(Bloomberg) -- As Wall Street starts unveiling its 2023 outlooks, an early favorite is quickly emerging: Europe’s safest corporate bonds.
So strong is that bullish sentiment, in fact, that traders bidding up prices on the bonds have helped drive down their yield premium over government debt by the most in two years.
These gains form part of a broader rally in global credit markets that’s been driven by optimism that both inflation and central-bank rate increases are beginning to slow. But in Europe, where even the strongest corporate borrowers -- names like Volkswagen AG and TotalEnergies SA -- were battered in the bond market earlier this year as Russia’s invasion of Ukraine throttled the region’s economy, the rebound is more pronounced.
Euro investment-grade debt spreads have tightened by 47 basis points since mid-October to 187 basis points. While spreads are still wide and reflect a market full of skepticism about the health of the European economy, the size of the drawdown ranks as the biggest since 2020, according to data compiled by Bloomberg.

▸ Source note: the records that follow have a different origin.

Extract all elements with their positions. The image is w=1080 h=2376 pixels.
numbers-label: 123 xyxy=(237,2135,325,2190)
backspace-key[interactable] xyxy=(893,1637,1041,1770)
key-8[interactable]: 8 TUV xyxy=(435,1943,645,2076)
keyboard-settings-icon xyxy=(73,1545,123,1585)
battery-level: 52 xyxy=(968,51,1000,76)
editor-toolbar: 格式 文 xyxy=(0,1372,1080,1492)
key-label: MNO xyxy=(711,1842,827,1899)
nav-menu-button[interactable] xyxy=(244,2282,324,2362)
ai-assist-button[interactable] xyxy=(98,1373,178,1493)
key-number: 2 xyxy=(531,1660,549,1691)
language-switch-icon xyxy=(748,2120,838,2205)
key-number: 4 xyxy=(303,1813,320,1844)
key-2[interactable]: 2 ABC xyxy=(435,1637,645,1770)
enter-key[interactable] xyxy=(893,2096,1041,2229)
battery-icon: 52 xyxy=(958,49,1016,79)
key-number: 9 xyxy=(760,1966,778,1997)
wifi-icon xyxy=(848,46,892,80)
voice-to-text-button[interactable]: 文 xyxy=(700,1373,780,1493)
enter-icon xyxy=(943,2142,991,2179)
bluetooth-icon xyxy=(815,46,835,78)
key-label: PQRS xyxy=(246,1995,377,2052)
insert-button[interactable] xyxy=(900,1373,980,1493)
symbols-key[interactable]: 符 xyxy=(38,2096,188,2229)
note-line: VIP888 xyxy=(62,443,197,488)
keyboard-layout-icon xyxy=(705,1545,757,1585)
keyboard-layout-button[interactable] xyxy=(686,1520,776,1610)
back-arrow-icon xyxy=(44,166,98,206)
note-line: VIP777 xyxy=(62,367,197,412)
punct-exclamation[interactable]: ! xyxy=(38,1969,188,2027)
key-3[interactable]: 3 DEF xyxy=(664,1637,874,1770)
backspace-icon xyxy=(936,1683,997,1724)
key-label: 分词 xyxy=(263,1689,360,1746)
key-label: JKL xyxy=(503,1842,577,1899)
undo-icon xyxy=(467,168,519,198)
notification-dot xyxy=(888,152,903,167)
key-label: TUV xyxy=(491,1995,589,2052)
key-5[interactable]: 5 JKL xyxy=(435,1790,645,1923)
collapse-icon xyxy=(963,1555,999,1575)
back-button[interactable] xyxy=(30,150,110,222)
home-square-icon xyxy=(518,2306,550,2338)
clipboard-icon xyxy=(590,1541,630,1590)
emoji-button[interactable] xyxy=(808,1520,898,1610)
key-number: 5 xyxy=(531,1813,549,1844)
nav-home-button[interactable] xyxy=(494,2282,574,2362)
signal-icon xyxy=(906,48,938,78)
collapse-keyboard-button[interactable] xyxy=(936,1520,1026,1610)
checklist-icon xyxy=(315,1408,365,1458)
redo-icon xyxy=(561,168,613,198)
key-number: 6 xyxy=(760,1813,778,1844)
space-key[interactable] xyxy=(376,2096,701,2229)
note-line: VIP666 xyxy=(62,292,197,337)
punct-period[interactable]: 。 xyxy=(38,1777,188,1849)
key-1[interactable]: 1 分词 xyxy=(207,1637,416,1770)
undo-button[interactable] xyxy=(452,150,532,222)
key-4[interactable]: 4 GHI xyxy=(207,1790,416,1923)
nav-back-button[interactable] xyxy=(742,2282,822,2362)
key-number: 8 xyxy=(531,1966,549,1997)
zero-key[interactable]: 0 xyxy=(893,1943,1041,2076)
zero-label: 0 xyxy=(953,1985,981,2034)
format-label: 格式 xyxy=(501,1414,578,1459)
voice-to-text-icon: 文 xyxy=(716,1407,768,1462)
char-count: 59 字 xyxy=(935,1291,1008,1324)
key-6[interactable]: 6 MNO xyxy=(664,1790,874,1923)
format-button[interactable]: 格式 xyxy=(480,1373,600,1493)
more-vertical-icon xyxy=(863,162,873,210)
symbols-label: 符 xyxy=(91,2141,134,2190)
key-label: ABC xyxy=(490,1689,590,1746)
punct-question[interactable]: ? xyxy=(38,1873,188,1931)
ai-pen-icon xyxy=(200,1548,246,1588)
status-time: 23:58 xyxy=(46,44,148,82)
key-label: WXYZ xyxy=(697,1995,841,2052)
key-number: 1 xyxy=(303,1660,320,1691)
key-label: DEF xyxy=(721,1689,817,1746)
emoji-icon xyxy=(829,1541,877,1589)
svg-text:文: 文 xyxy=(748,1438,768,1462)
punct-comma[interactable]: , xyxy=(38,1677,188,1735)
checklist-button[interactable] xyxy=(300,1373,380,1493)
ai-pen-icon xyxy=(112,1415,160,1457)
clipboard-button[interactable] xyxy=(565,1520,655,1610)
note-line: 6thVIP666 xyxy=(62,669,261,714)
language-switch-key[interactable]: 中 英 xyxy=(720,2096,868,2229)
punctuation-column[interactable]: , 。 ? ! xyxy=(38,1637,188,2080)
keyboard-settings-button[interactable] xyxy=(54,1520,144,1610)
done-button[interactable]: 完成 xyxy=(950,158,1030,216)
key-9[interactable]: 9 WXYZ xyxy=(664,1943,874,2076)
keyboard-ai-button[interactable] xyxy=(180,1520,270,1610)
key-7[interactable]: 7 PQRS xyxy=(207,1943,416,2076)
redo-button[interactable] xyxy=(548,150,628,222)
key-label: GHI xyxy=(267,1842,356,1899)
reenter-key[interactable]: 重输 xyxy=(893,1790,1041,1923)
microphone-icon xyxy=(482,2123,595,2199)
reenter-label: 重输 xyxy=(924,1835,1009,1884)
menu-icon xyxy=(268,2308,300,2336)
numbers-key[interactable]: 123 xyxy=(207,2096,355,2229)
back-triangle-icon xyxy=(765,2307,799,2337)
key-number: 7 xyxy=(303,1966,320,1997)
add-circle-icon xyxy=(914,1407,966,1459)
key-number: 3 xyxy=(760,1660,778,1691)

“The worst in terms of performance should be over and current yields in IG are very attractive,” said Matthias Schell, a credit strategist at Landesbank Baden-Wuerttemberg. “We expect that investors will put more money in credit.”
Strategists like Deutsche Bank AG’s Jim Reid say Europe is a good bet next year. He’s counting on sentiment to improve as China eases Covid restrictions and mild weather helps avoid a gas shortage. The other big catalyst that strategists see: cheap valuations after historically bad year.
Here’s a snapshot of strategist forecasts so far:
BlackRock Sees Rotation Into Credit Funds as Investors Return
There are early signs that money is flowing back into the market as well. High-grade funds have recorded four weeks of inflows, according to Bank of America Corp. strategists, citing EPFR Global data. Junk bond funds, on the other hand, have seen 13 weeks of outflows.
To be sure, traders have been early before with bets on a central bank pivot. With Europe tipping closer to a recession, there’s a risk that any market optimism will be proven wrong.
Analysts at S&P Global predicted that “painful times” are ahead for weaker borrowers. They pointed to a stress test of 20,000 companies showing that a combination of weaker growth, high inflation and interest spreads would cause the proportion of potential defaulters to reach 17% by 2023, up from 7% in 2021.
For analysts, like Peter Kaufmann at Erste Group Bank AG, valuations are already taking the bad news into account. The yield of euro investment-grade bonds stands at 3.93%, compared with a five-year average of 1%, based on Bloomberg indexes.
“Much of the negative developments have already been priced in,” he said.